Confession: Yesterday I shamelessly stood in the long line at K! Pizzacone on its first official day of business. Around me in line were hordes of midtown office workers, curious passersby, and people who seem to receive their daily eating instructions from Eater/Grub Street/Feast/et al. And of course there were the obligatory food bloggers. God we’re annoying. Think I’ll just call myself a websiter instead of blogger, if that’s ok—at least for today. Onward:
The argument implied by K! Pizzacone’s existence—and by the flashing words on the LCD screen in the tiny takeout shop on Fifth Ave at 33rd St—is that a cone is a better vehicle than a crust for consuming pizza. Based on today’s visit, I’ve concluded the following:
1) Eating a mix of tomato sauce, mozzarella, and various optional toppings—your basic mushrooms, onions, sausage, pepperoni, prosciutto, and the like—when they’re all hot and melted together and sitting inside a crunchy bread-like shell, is never going to be a terrible thing. The pizzacone is potentially a perfect fast-food snack. Especially if you’re sitting in a movie theater or at a baseball game, where a pizza slice can be awkward to hold and eat without making a mess. But it’s just really not pizza. Can it replace the pizza slice someday? See #2 and #3.
2) A cone can only replace a real pizza crust if it’s even remotely as flavorful, crisp, pliant, fresh-baked-tasting, and delicious as an actual pizza crust. In other words, it needs to pull its weight as part of the entire package. But at K!, sorry to say, the cone is just a delivery method for the fillings. Ho-hum flavor, cardboard texture.
3) I’m sure K! Pizzacone’s tomato sauce was taste-tested obsessively before the launch—and it has an appealing tangy-sweetness.

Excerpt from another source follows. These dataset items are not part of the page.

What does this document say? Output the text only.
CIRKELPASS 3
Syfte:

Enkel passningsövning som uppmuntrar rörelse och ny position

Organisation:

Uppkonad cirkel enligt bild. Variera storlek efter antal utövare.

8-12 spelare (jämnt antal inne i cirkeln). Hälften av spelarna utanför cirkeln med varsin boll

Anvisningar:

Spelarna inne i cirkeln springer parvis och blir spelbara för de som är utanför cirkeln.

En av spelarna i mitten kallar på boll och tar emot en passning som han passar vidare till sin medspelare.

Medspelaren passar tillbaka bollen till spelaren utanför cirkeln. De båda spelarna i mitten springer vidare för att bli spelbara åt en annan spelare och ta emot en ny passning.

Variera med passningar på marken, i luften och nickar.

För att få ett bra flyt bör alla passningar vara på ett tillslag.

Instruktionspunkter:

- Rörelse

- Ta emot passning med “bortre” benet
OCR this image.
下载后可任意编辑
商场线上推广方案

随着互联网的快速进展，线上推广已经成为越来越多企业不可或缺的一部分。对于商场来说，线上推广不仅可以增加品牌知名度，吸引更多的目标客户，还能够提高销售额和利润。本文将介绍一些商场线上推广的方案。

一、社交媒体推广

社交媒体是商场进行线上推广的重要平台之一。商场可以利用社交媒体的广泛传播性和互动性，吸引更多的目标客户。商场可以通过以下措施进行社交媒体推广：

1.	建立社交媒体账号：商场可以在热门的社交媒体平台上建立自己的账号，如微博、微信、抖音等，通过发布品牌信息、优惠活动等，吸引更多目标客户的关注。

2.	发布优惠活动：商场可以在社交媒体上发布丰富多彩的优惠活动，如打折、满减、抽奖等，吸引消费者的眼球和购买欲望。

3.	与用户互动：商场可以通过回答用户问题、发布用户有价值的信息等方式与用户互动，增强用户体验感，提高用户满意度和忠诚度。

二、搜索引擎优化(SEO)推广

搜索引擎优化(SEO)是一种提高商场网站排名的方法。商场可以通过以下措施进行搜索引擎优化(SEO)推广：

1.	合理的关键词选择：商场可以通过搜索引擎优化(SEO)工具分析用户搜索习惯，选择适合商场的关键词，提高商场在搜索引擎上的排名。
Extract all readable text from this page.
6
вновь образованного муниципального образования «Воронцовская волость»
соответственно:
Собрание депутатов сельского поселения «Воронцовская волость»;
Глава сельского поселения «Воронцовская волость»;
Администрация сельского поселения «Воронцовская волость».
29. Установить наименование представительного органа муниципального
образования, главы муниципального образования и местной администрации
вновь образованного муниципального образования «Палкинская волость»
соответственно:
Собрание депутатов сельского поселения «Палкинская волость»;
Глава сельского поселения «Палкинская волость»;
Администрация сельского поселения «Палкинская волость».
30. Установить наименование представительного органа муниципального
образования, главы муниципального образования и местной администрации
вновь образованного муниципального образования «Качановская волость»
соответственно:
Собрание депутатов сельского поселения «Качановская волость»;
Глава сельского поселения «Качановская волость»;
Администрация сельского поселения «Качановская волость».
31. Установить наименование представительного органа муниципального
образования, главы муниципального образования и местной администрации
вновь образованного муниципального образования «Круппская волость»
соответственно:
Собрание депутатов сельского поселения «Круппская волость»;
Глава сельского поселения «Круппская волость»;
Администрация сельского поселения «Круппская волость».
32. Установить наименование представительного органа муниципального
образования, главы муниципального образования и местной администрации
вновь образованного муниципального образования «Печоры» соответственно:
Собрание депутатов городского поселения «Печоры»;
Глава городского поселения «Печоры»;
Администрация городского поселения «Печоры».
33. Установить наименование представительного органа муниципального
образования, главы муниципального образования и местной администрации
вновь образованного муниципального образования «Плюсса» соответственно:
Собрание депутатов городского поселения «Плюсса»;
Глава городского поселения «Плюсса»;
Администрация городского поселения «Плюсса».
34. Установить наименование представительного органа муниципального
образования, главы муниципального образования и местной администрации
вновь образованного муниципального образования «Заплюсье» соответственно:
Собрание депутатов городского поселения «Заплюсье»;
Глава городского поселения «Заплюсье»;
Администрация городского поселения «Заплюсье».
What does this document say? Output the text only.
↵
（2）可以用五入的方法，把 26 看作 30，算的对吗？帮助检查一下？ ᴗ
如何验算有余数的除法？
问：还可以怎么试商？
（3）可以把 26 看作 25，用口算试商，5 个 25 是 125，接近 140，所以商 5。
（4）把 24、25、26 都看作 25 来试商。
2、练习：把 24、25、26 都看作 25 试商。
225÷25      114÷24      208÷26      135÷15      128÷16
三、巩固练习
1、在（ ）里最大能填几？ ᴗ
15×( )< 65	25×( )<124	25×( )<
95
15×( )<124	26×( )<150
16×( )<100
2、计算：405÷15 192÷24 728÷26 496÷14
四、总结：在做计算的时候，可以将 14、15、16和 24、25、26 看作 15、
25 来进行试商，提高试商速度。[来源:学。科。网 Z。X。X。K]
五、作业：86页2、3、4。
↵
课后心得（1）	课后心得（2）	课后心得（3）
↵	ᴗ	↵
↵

But when employees are squirting tomato sauce into the cones out of plastic squeeze-bottles, right in front of the customers, the whole I’m-eating-real-food illusion sort of falls apart.
4) Waiting 52 minutes for your pizza cone to be ready after placing your order—granted, it was the first day of business and the earnest, hard-working employees were way understaffed—is preposterous. But once the crowds die down, a five-minute turnaround time could be just fine for a portable, tomatoey-cheesy snack to eat as you speed to your destination.
5) A starting price of $4.90 for a small pizza cone is also preposterous. When you can get an exemplary cheese slice for $2 at a place like Joe’s on Carmine Street, and it tastes a billion times better and doesn’t involve plastic squirt bottles, K’s starts looking like a pretty weak business model.
6) An employee said the K! in the name stands for “Kone.” (“You know, since we spell it with a K”.) Hmm, but then why does the sign say K! Pizzacone? You know, with a “c”? A minor issue, but worth further investigation.
7) Lastly, I didn’t try the dessert cones, which can be filled with chocolate, ice cream, berries, and flambéd bananas instead of savory toppings. I can’t imagine anything wrong with that idea, not in theory anyway. Sure, a dessert cone is not a pizza—but at least that’s just a semantic issue.
Upshot: I do believe in the spirit of progress, engineering, innovation, the scientific method, and all the well-meaning if somewhat quaint stabs at inquiry and knowledge we humans can muster as we cling to life in this galaxy. And most of all, I’m not a pizza-pie purist. But I think the nice people at K! need to take this one back to the lab.